OAXACA, Mexico – One person died and eight were injured when a car transporting fireworks and gasoline for use in making Molotov cocktails exploded in the southern Mexican city of Oaxaca during violence on the third anniversary of the six-month revolt here in 2006, union officials said on Sunday.
The dead man is the caretaker of a hotel who was transporting the materials in a truck for the protest march planned to commemorate the anniversary of the protests three years ago.
The violence erupted on June 14, 2006, after police tried to dislodge protesting teachers and led to six months of tension and revolt in the city in which the demonstrators demanded the resignation of Gov. Ulises Ruiz.
Along with the man who died on Sunday, eight other people were seriously injured, all of whom worked for the teachers union – which, along with assorted social sectors, had staged the revolt – and they were taken to the local hospital.
The explosion came minutes before the start of the march, which had attracted tens of thousands of people, was about to start out from the outskirts of the city en route to the central plaza, or Zocalo.
After the incident, the hotel owner was taken to the hospital, but he died in the ambulance.
The head of the local section of the SNTE educational workers union, Azael Santiago Chepi, did not rule out the possibility that the blast could have been the result of an attack.

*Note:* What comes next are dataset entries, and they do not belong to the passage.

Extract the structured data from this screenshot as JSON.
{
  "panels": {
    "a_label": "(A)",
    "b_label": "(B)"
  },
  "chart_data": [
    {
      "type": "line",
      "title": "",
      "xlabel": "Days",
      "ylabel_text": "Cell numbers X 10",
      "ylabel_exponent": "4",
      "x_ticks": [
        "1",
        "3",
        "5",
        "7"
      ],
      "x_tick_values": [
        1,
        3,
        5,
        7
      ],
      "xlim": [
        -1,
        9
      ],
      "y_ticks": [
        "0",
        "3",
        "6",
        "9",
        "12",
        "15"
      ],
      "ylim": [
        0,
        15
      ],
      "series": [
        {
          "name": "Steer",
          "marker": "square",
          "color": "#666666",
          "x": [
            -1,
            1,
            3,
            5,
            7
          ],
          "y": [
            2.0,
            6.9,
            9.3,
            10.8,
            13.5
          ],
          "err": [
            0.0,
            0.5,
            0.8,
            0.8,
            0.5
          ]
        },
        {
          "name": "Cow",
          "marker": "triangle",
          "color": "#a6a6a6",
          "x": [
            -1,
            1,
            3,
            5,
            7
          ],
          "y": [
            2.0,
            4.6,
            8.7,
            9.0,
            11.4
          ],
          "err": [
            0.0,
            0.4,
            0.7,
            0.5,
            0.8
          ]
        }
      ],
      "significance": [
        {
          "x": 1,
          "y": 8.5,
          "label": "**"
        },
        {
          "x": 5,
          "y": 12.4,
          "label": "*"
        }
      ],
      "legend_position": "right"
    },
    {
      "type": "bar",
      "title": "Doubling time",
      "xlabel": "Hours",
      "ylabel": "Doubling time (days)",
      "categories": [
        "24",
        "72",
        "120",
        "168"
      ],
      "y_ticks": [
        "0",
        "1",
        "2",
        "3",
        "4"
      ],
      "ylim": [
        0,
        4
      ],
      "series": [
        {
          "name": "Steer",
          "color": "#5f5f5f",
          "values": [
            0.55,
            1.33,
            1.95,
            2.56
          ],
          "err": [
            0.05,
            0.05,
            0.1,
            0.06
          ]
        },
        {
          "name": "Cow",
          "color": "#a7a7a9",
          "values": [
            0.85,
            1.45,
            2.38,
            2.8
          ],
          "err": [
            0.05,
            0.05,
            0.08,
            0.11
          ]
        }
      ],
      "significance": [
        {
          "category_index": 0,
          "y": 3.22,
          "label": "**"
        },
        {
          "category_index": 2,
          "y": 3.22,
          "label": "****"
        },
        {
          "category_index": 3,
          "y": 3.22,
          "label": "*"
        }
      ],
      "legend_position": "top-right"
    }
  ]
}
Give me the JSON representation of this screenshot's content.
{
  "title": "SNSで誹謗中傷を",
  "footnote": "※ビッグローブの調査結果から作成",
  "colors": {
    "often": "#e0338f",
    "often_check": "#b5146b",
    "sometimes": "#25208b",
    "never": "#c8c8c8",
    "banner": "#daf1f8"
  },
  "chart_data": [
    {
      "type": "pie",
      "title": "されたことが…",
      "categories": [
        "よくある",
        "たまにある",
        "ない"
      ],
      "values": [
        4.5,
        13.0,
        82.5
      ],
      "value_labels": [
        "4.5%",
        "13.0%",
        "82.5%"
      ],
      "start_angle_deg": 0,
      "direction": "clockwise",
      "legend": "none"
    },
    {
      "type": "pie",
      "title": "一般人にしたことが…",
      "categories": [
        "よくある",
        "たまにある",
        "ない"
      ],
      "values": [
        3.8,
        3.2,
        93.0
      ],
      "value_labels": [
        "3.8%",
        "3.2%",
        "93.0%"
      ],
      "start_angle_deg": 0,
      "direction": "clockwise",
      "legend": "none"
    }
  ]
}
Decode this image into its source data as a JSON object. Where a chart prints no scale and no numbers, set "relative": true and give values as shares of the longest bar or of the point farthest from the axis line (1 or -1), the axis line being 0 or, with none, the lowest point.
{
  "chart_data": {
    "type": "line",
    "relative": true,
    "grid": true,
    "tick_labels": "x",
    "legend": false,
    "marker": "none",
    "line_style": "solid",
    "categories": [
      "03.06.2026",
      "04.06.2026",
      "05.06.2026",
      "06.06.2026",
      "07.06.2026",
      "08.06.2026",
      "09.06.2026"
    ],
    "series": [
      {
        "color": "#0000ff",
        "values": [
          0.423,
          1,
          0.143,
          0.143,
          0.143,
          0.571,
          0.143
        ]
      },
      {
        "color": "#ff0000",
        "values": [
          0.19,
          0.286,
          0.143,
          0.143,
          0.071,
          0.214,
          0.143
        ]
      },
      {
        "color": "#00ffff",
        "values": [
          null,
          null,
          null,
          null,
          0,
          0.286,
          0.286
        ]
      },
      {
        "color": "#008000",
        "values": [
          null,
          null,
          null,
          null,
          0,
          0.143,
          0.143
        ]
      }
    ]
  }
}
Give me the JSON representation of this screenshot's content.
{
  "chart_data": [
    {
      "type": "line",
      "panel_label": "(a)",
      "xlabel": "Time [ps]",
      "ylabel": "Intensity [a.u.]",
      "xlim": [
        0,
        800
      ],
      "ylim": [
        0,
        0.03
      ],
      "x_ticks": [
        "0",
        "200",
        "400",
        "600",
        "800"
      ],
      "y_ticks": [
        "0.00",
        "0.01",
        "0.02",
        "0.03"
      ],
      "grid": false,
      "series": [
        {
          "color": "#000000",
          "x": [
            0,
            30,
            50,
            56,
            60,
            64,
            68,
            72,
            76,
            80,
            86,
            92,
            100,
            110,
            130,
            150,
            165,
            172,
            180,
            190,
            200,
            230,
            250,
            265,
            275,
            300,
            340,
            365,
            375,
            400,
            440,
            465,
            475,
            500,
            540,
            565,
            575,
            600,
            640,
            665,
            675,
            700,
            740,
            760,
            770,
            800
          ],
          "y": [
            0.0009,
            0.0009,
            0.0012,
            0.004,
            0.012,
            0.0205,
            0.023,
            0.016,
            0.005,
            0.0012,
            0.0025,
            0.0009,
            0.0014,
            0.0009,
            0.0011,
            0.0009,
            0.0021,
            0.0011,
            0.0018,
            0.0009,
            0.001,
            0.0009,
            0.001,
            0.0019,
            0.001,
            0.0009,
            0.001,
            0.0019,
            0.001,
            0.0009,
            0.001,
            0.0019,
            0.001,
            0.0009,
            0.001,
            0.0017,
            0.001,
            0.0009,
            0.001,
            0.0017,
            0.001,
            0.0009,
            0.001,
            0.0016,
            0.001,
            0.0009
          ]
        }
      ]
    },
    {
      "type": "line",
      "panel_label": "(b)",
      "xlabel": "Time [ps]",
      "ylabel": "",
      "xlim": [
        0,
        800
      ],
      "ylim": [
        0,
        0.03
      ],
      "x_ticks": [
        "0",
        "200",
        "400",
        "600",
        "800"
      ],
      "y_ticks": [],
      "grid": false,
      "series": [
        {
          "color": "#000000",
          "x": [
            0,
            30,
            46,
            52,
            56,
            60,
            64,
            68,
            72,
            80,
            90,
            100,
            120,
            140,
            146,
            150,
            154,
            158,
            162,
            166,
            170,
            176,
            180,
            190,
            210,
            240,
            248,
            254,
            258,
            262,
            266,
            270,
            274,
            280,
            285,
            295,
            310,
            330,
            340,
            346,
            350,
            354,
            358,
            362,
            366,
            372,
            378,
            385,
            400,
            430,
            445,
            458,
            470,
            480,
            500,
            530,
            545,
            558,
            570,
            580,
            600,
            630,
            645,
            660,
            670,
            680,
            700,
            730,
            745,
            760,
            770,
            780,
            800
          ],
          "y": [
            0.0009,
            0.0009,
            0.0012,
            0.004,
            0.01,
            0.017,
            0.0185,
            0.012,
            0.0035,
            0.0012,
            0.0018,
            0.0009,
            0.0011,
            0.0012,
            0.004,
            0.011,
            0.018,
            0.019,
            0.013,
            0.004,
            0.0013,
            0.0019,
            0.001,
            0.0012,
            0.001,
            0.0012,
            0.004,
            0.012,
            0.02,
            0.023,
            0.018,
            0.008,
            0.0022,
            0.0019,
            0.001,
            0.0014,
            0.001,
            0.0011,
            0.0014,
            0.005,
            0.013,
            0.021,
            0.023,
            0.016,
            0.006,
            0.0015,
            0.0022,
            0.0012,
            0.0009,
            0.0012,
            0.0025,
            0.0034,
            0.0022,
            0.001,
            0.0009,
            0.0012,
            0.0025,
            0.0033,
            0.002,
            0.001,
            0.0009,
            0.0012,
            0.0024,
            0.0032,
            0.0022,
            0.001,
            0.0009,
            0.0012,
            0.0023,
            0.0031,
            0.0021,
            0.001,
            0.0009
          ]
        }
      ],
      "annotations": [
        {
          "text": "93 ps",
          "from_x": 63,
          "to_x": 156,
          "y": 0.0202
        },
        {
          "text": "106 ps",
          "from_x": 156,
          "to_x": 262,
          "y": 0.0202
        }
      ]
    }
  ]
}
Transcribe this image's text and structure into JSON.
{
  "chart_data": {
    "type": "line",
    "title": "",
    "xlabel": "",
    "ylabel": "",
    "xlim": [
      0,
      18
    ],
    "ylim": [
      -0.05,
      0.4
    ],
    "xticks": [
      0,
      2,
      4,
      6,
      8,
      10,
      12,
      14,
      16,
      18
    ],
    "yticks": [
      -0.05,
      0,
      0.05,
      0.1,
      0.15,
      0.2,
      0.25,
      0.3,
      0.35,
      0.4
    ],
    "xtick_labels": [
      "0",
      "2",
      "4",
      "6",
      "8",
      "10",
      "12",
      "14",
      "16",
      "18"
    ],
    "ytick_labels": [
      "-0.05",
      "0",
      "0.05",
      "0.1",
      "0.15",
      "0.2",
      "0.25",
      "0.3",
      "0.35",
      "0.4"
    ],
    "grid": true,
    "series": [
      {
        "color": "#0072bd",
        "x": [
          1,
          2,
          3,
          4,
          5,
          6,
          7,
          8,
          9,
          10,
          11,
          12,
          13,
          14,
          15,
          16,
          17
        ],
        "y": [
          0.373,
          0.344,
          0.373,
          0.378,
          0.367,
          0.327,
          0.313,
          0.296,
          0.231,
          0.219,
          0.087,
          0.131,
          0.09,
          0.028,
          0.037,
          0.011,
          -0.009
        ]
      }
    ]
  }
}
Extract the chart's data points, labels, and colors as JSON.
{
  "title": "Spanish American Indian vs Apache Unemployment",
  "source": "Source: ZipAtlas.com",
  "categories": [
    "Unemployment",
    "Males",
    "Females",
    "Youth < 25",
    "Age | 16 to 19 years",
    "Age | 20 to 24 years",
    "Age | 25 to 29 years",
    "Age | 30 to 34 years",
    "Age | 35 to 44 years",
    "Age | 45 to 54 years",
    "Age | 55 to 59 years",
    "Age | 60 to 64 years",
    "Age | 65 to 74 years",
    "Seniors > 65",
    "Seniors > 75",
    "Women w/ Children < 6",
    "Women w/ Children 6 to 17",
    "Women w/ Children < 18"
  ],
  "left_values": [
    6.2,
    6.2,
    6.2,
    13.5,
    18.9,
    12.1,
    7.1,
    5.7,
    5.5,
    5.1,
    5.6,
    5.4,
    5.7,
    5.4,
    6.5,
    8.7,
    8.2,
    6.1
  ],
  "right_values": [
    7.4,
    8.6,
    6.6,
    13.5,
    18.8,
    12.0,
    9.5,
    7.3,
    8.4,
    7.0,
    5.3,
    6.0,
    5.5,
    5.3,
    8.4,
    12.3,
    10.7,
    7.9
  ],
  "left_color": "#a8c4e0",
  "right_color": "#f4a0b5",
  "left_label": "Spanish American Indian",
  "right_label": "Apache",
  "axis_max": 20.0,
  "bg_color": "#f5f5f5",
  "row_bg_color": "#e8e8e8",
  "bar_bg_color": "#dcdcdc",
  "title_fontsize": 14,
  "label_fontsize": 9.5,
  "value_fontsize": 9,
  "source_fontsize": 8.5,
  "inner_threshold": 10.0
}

The disturbances on Sunday, 21 days prior to the elections for the federal lawmakers and local officials, mirror what occurred in 2006 with barricades erected around the city, protesters throwing Molotov cocktails, vandalism at bank offices and buses taken over to use to block traffic.
The barricades were placed at spots where murders occurred three years ago, including the site where U.S. cameraman Bradley Will was killed and in front of the radio station where activist Lorenzo San Pablo was shot.
During the six months that the revolt lasted, there were about 20 people killed and dozens injured and arrested.